Andrea Fraser gets to the heart of many artists’ objections to the market with Untitled, 2003 in which she offered a sexual encounter (with various specifications) at a fixed price through her gallery.  If selling one’s work amounts to prostitution, Fraser doesn’t offer a less compromised way to put food on the table, and one suspects she’s never been through the process of applying for tenure in an art department.

baldessari boring art
John Balsessari ‘I Will Make No More Boring Art’ (1971) lithograph

Target Practice; Painting Under Attack 1949-78 addresses an art form that might long have claimed, as did Mark Twain, that news of its death was an exaggeration. The attack on painting was carried out in a variety of media and the exhibition was flexible in the examples it chose (both in textual illustrations and for the exhibition), including Rauschenberg’s Erased de Kooning Drawing (1953), Shigeko Kubota’s performance, Vagina Painting (1965), Lygia Pape’s communal action, Divisor (1968), Bruce Nauman’s photographs, Art Make-Up (1967-68), Dan Flavin’s fluorescent light works, and Baldessari’s video, Six Colorful Inside Jobs (1977).

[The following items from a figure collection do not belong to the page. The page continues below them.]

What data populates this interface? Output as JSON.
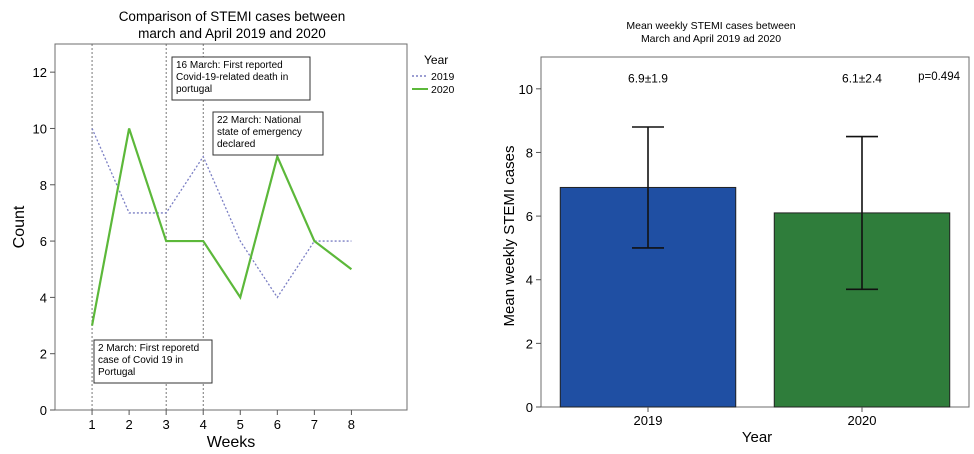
{
  "chart_data": [
    {
      "type": "line",
      "title_line1": "Comparison of STEMI cases between",
      "title_line2": "march and April 2019 and 2020",
      "xlabel": "Weeks",
      "ylabel": "Count",
      "x": [
        1,
        2,
        3,
        4,
        5,
        6,
        7,
        8
      ],
      "xlim": [
        0,
        9.5
      ],
      "ylim": [
        0,
        13
      ],
      "yticks": [
        0,
        2,
        4,
        6,
        8,
        10,
        12
      ],
      "legend_title": "Year",
      "legend_position": "top-right",
      "series": [
        {
          "name": "2019",
          "style": "dotted",
          "color": "#7b7fc4",
          "values": [
            10,
            7,
            7,
            9,
            6,
            4,
            6,
            6
          ]
        },
        {
          "name": "2020",
          "style": "solid",
          "color": "#5cb83a",
          "values": [
            3,
            10,
            6,
            6,
            4,
            9,
            6,
            5
          ]
        }
      ],
      "annotations": [
        {
          "week": 1,
          "lines": [
            "2 March: First reporetd",
            "case of Covid 19 in",
            "Portugal"
          ]
        },
        {
          "week": 3,
          "lines": [
            "16 March: First reported",
            "Covid-19-related death in",
            "portugal"
          ]
        },
        {
          "week": 4,
          "lines": [
            "22 March: National",
            "state of emergency",
            "declared"
          ]
        }
      ]
    },
    {
      "type": "bar",
      "title_line1": "Mean weekly STEMI cases between",
      "title_line2": "March and April 2019 ad 2020",
      "xlabel": "Year",
      "ylabel": "Mean weekly STEMI cases",
      "categories": [
        "2019",
        "2020"
      ],
      "values": [
        6.9,
        6.1
      ],
      "error": [
        1.9,
        2.4
      ],
      "bar_colors": [
        "#1f4fa3",
        "#2f7d3b"
      ],
      "data_labels": [
        "6.9±1.9",
        "6.1±2.4"
      ],
      "ylim": [
        0,
        11
      ],
      "yticks": [
        0,
        2,
        4,
        6,
        8,
        10
      ],
      "annotation": "p=0.494"
    }
  ]
}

Fontana Concetto spaziale 1957 ink and pencil on paper on canvas MoMA
Lucio Fontana ‘Concetto Spaziale’ (1957) ink and pencil on paper on canvas, MoMA

The exhibition’s argument begins with extensive attention to Lucio Fontana, who punctured the canvas in the late 40s (ignoring the fact that Miro had done so more than twenty years earlier, although to little attention) and places a significant emphasis on the role and manipulation of the canvas in the history of attack it explores.  These attacks on the canvas include work by Alberto Burri, Howardena Pindell, Linda Benglis (knots), Piero Manzoni (bandaged-looking Achromes), Nikki de San Phalle (a photograph of her shooting at a painting with a .22 rifle is on the catalog’s cover), Shozo Shimamura and other Gutai artists, and Sam Gilliam, who hung stretcher-less swags of canvas.



Yves Klein creating FC1 19611
Yves Klein creating ‘FC1’ with blow-torch, 1961

The exhibition was an occasion for the Seattle Art Museum to feature works in its collection, and combined with the practicalities of loans that may well have resulted in a narrower exhibition than the curator, Michael Darling, would have liked. Even so, some omissions are particularly surprising, and the range of his essay might certainly have been expanded. The perfunctory attention given Yves Klein is baffling, as is the omission of Warhol’s use of screen-printing as painting (although one of his small group of piss paintings is included).  Darling ignores the racial politics that likely figured in the attack on painting’s status quo by Sam Gilliam and Al Loving, as well as the use of humor as intellectual attack by Robert Colescott. And he left the feminist critique particularly under-explored; works such as Carolee Schneemann’s Eye Body (1963), Eleanor Antin’s Representational Painting (1971), Anna Mendiata’s Body Tracks (1982) and Janine Antoni’s Loving Care (1992) would seem tailor-made for Darling’s subject.  But this is really the fun of reading such essays: responding to and arguing with them, and generally getting the intellectual juices flowing.

Carolee Schneemann ‘Eye Body’ (1963)

Both catalogs would have been more useful with indices, and the Seattle catalog suffers from a particularly silly design decision to limit captions to alternate double-page spreads, so the reader must flip back and forth to identify the images, and to no obvious benefit. But both contribute to evergreen subjects and make for enlightening and entertaining reading.